The other method is the use of polymeters, found in the final section of Absent Friend. Different voices are written in different meters, which results in incongruous timespans necessary for each of them to finish their part and start it over. The guitar lead would play in 4/4, but one of the layered arpeggios would be in 5/4, therefore the looped phrases would interlock in different ways throughout time. It gave the music an elusive, fleeting quality since, deceptively, none of the parts had the prevailing rhythmic gravity (it is actually that one, unobtrusive piano note that determines the dominant meter of the section). The music managed to capture a moment in time informed only by preceding events (not suggesting where it could lead next), rather than presenting a closed structure, a chain of events, a narrative or causality one could use for further reference. It felt very present-tense, as if both the song and I were sharing not the same fate, but the same circumstance within which we were developing.
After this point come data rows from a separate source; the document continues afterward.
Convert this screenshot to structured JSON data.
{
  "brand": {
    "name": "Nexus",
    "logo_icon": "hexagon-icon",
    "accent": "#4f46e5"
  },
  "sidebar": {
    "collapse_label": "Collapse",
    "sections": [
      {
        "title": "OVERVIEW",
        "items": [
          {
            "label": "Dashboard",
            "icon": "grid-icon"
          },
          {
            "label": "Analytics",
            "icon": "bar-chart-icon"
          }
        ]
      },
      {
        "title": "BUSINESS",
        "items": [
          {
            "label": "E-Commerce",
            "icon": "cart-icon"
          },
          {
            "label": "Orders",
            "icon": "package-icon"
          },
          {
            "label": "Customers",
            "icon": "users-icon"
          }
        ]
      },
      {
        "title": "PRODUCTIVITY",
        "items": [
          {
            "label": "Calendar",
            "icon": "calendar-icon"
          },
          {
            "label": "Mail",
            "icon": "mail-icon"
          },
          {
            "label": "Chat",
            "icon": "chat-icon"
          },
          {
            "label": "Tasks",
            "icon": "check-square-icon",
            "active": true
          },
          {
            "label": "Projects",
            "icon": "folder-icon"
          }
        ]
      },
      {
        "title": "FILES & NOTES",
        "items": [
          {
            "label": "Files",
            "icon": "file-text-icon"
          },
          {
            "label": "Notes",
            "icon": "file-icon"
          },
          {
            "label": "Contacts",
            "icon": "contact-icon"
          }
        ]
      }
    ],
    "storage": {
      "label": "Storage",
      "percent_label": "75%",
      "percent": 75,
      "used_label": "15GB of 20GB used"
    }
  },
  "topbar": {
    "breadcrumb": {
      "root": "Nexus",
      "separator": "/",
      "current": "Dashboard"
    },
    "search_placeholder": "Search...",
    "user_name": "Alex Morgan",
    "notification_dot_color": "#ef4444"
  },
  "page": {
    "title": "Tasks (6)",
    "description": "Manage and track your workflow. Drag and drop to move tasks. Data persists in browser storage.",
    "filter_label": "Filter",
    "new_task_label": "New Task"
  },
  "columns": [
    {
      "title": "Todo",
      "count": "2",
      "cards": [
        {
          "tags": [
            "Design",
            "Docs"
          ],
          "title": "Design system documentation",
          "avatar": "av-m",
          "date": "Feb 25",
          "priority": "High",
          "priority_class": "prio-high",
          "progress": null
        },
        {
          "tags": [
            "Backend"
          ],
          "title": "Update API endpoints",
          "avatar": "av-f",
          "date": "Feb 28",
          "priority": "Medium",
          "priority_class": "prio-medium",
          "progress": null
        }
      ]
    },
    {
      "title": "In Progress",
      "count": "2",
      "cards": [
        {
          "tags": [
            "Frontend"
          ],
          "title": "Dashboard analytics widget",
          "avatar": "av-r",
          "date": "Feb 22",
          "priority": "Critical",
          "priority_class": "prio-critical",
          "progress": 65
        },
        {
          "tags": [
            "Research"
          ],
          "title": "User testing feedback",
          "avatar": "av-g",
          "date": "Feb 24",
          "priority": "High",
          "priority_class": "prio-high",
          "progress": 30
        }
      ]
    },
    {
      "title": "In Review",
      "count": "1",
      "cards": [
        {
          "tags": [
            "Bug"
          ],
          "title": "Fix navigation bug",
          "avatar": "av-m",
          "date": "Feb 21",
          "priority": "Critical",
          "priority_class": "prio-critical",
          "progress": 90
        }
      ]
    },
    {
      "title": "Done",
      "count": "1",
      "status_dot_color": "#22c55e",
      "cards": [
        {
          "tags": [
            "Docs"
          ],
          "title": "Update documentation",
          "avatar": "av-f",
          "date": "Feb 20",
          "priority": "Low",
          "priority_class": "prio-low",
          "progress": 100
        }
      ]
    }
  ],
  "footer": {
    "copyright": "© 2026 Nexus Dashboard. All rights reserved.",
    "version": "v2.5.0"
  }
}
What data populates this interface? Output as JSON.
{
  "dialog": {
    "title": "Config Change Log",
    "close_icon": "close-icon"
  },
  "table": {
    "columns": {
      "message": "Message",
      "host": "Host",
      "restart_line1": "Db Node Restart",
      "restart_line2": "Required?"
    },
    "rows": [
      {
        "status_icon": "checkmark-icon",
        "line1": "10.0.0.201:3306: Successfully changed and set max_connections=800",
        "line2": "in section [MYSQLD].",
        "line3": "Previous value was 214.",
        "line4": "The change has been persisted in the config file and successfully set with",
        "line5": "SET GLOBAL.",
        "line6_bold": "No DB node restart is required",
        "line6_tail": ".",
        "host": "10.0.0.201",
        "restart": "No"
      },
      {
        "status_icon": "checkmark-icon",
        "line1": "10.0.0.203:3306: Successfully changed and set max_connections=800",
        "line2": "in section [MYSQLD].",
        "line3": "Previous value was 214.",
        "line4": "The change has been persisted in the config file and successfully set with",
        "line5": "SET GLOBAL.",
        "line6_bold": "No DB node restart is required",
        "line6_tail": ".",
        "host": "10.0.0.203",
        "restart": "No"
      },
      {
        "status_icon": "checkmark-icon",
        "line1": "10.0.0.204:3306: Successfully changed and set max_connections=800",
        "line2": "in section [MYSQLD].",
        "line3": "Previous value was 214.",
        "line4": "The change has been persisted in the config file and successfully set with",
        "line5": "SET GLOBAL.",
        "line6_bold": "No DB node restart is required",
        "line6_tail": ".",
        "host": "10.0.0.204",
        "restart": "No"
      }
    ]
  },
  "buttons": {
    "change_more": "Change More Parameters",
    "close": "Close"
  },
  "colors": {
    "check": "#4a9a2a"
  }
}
I can evoke a number of evenings and nights, spent solitary or in the presence of a dear person, trying to process why these songs from “Hex” resonated so strongly with me. My relationship with music has been such that I would rationalize its qualities in an acousmatic manner and their generating mechanisms, moving from my preferences of melody and harmony, which I perceived to be most prone to manipulation via cultural code, to the idea of a “pure” musical territory found in timbre. A very unsentimental relationship towards music, one could notice, deriving from a generally unsentimental perspective that deconstructs everything and preserves it by giving it a name in order to preserve a sense of security. To have been both struck and relieved this much by a musical piece was a highly odd prospect and it took me a lot of time before I rationalized what caused this sonic impression of incertitude that superimposed with my own uncertain feelings. It was through a structural congruence discovered in a song that I found refuge.